Er hatte nachgedacht. Er hatte überlegt. McShore hämmerte an die Tür, die ihn vom Rest der Welt trennte. Vergeblich. Weder hörte er Geräusche, und schon gar nicht hörte er Stimmen. Wieder und wieder schlug er mit seinen inzwischen blutenden Fäusten gegen den Stahl. Als das merkwürdige Ekel erregende, gleichzeitig erregende Geräusch den Zusammenbruch von Moloch B-51 verkündete, sackte Mister Reynard McShore erschöpft zusammen, schleppte sich zum Eisenbett und legte sich stöhnend auf selbiges. „Was passiert hier?“ Er verfiel in eine embryonale Haltung und schloss die Augen. Für ihn, der seit mehr als dreißig Jahren das Leben tief unten im Niemandsland von B-52 lebte, bedeutete das plötzliche Brennen von B-51 eine einzige Katastrophe. Wenn er brennt, dachte er, dann brennen auch wir. Mister Reynard McShore, geboren in den Wirren einer niedergeschlagenen Revolution, die mit als längst ausgestorbenen Viren den Umsturz erzwingen wollte, lag zitternd auf seinem langsam wärmer werdenden Eisenbett. Und je wärmer es wurde, um so mehr erinnerte McShore sich daran, wie er aus den großen Hallen, in denen er gearbeitet hatte, urplötzlich eines Tages von den Wächtern abgeführt wurde und dazu verdammt war, ein Leben weit unterhalb der Ebenen zu führen, die für die Armen gedacht waren. Vielmehr für die, die noch ärmer als die Armen waren. Für die, die nicht in das Bild der herrschenden Klasse passten.

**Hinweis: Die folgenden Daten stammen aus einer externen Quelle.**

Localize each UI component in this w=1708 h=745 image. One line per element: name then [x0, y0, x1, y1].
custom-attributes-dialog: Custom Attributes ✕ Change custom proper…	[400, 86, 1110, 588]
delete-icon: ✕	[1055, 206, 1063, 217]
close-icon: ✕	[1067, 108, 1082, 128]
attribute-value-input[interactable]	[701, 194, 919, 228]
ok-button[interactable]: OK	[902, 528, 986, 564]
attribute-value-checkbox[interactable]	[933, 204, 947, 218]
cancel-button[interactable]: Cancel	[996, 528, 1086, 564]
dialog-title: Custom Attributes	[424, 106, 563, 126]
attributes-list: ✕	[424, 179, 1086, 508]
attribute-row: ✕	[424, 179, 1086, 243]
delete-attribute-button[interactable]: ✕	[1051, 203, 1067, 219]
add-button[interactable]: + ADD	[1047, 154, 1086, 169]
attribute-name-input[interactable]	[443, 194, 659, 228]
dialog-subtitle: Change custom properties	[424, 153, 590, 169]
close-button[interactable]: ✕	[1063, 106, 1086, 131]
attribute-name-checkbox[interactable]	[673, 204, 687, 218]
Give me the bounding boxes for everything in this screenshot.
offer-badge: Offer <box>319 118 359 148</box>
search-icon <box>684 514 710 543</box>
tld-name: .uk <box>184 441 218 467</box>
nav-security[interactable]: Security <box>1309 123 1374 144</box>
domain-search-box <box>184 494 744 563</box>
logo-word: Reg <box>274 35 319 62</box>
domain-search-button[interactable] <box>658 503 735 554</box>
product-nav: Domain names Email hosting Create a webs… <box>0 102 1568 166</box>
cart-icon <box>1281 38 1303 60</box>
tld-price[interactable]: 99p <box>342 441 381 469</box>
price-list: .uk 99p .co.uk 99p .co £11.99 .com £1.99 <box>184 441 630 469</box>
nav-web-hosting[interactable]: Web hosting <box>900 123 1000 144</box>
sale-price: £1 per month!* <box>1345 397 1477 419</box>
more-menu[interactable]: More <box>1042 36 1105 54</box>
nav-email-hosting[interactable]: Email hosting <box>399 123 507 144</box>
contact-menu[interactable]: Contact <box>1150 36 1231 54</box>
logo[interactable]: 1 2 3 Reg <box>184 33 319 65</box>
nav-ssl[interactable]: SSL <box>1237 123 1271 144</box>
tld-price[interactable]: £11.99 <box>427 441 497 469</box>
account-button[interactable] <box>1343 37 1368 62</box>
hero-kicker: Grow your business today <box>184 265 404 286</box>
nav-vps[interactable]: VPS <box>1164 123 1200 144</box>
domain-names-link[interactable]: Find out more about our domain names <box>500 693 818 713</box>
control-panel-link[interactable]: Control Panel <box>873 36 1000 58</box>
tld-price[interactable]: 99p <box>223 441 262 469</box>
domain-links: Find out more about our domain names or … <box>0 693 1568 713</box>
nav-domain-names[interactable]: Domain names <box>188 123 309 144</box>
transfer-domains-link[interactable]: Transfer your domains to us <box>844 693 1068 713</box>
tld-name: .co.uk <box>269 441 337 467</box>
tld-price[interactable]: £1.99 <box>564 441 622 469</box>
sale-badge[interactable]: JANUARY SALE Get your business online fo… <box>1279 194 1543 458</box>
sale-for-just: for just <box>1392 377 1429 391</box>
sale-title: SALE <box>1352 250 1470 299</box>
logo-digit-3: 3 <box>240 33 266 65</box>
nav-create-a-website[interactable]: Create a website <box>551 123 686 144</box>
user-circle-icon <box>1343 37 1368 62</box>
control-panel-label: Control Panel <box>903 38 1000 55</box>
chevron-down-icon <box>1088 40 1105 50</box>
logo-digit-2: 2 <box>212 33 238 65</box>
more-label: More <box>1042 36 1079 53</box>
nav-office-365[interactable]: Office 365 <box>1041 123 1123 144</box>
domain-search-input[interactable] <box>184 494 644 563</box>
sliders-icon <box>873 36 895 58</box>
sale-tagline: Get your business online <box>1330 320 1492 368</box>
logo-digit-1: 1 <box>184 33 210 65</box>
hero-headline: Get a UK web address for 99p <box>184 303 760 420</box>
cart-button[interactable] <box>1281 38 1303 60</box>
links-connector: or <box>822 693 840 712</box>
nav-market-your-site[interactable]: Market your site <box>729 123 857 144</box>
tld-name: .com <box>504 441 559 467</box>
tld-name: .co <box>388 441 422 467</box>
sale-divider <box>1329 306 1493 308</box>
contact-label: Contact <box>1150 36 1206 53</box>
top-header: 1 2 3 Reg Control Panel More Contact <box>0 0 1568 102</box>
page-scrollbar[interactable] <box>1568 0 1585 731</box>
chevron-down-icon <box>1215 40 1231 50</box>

„Ich hatte so etwas wie ein Leben.“, flüsterte er leise. Dann schloß er die Augen und schlief ein. Seit vielen Jahren das erste Mal schlief er länger als eine Stunde. Das Geräusch des Zusammenbruchs von B-51 war hilfreich. Irgendwie. Unergründlich. Mister Reynard McShore schlief ganze fünf Tage am Stück. Er wachte rechtzeitig wieder auf, um gerade noch den Stahlträger als Stahlträger zu identifizieren, bevor dieser ihn zermalmte. Bruchteile von Sekunden, die ihn vom Tod trennten, benutzte er dazu, sich an seine Kindheit zu erinnern, an sein kurzes Leben als Drohne einer sich selbst vernichtenden Gesellschaft, an sein Leben als überflüssiges Etwas in dem nun brennenden achtundneunzigsten Stockwerk von Moloch B-52.